In the space of just five minutes a day – about the time it takes to take 30 deep breaths – a simple breathing exercise can lower blood pressure, boost vascular health, and could sharply reduce your chances of developing serious cardiovascular disease.
It almost sounds like an infomercial (and we didn't even mention the part about how you can do this in the comfort of your own home, on the couch while watching TV).
But this is no gimmick.

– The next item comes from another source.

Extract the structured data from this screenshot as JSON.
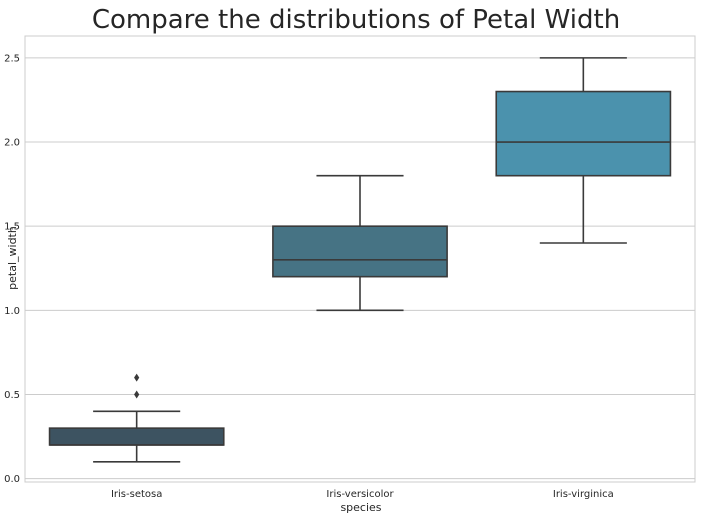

According to new research, it's the real deal: a highly convenient and easy-to-perform technique that could improve the health of millions of people, especially older adults with high blood pressure and cardiovascular problems.

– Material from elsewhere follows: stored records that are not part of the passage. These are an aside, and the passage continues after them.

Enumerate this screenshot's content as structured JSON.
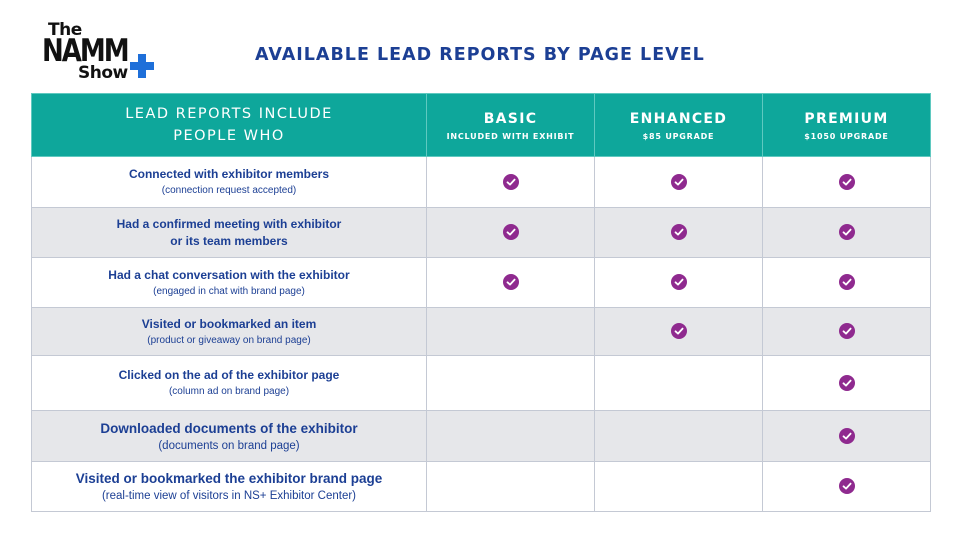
{
  "logo": {
    "line1": "The",
    "line2": "NAMM",
    "line3": "Show",
    "plus_color": "#1e6fd9"
  },
  "title": "AVAILABLE LEAD REPORTS BY PAGE LEVEL",
  "header": {
    "main_line1": "LEAD REPORTS INCLUDE",
    "main_line2": "PEOPLE WHO",
    "tiers": [
      {
        "name": "BASIC",
        "sub": "INCLUDED WITH EXHIBIT"
      },
      {
        "name": "ENHANCED",
        "sub": "$85 UPGRADE"
      },
      {
        "name": "PREMIUM",
        "sub": "$1050 UPGRADE"
      }
    ]
  },
  "rows": [
    {
      "main": "Connected with exhibitor members",
      "sub": "(connection request accepted)",
      "checks": [
        true,
        true,
        true
      ]
    },
    {
      "main": "Had a confirmed meeting with exhibitor",
      "main2": "or its team members",
      "checks": [
        true,
        true,
        true
      ]
    },
    {
      "main": "Had a chat conversation with the exhibitor",
      "sub": "(engaged in chat with brand page)",
      "checks": [
        true,
        true,
        true
      ]
    },
    {
      "main": "Visited or bookmarked an item",
      "sub": "(product or giveaway on brand page)",
      "checks": [
        false,
        true,
        true
      ]
    },
    {
      "main": "Clicked on the ad of the exhibitor page",
      "sub": "(column ad on brand page)",
      "checks": [
        false,
        false,
        true
      ]
    },
    {
      "main": "Downloaded documents of the exhibitor",
      "sub": "(documents on brand page)",
      "checks": [
        false,
        false,
        true
      ]
    },
    {
      "main": "Visited or bookmarked the exhibitor brand page",
      "sub": "(real-time view of visitors in NS+ Exhibitor Center)",
      "checks": [
        false,
        false,
        true
      ]
    }
  ],
  "colors": {
    "header_bg": "#0ea79b",
    "title": "#1c3f94",
    "check": "#8f2a8f",
    "alt_row": "#e6e7ea"
  },
  "icons": {
    "check": "check-circle-icon",
    "plus": "plus-icon"
  }
}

"We have identified a novel form of therapy that lowers blood pressure without giving people pharmacological compounds and with much higher adherence than aerobic exercise," says integrative physiologist Doug Seals from the University of Colorado Boulder.
It's called Inspiratory Muscle Strength Training (IMST), a form of physical training specifically designed to exercise the diaphragm and other breathing muscles, using a handheld device that provides resistance when you inhale through it (kind-of like an asthma puffer that works against you).
IMST was first pioneered decades ago as a way to help critically ill respiratory disease patients strengthen their independent breathing functions, using only mild or moderate resistance in the device.
More recently, however, research has shown that the same technique – when paired with high resistance, and in short sessions only lasting five minutes a day – can deliver a range of health benefits, improving sleep in patients with sleep apnea, lowering blood pressure, and reducing stress perception.
To investigate further, a team led by integrative physiologist Daniel Craighead from the University of Colorado Boulder conducted a clinical trial in which 36 healthy adults aged between 50 and 79 trialed IMST for a period of six weeks.
In this cohort, half the group were randomly assigned to do high-resistance IMST, using devices that make it significantly more difficult to inhale through, giving your breathing muscles a higher-intensity workout.
The other half of the group also did IMST for six weeks, but were effectively given a placebo: a sham treatment that used low-resistance versions of the device.
Apart from that key difference, the experiment was the same for both groups: use the device to inhale 30 times a day, in sessions lasting around five minutes, for six days a week, for six weeks.
After six weeks, the treatment group using high-resistance IMST saw significant drops in systolic blood pressure (SBP), greater than or equal to what can result from implementing other healthy lifestyle strategies, including aerobic exercise and some blood pressure-lowering medications.
"This improvement in SBP is clinically meaningful because it is associated with a 30 percent to 40 percent lower risk of death from cardiovascular disease," the researchers explain in their study, noting that the effects lasted for many weeks even after the experiment finished.
"The reduction in casual SBP was largely sustained after six weeks of abstaining from IMST, with about 75 percent of the initial reduction preserved."
In addition, the IMST group also saw significant improvements in vascular endothelial function, suggesting their artery health had improved (although arterial stiffness was unchanged in such a short experiment), while markers of systemic inflammation were lowered.
While the researchers don't fully understand all the mechanisms of how high-resistance IMST delivers these benefits, it's possible that the breathing exercises prompt the cells lining blood vessels to produce more nitric oxide, which helps muscles to relax and improves blood flow.
The team suspects a longer-lasting intervention might lead to even more impressive results, but also acknowledge their study needs to be replicated in a larger experimental setting for us to know more.
While high-resistance IMST can't be recommended widely until results from such larger studies are known, what is certain is that the technique does seem easy to actually commit to: 95 percent of participants in the study completed everything that was required from their 5-minute exercise sessions, and nobody dropped out.
That high level of adherence – afforded by the ease and convenience of doing something for just a few minutes a day – is worth bearing in mind, given adults' level of adherence to doing the generally recommended 30 minutes of physical activity per day is much lower – estimated to be as low as under 5 percent by one study.
"Taking a deep, resisted, breath offers a new and unconventional way to generate the benefits of exercise and physical activity," Mayo Clinic researchers Michael Joyner and Sarah Baker, who were not involved with the study, write in a commentary on the research.
The findings are reported in the Journal of the American Heart Association.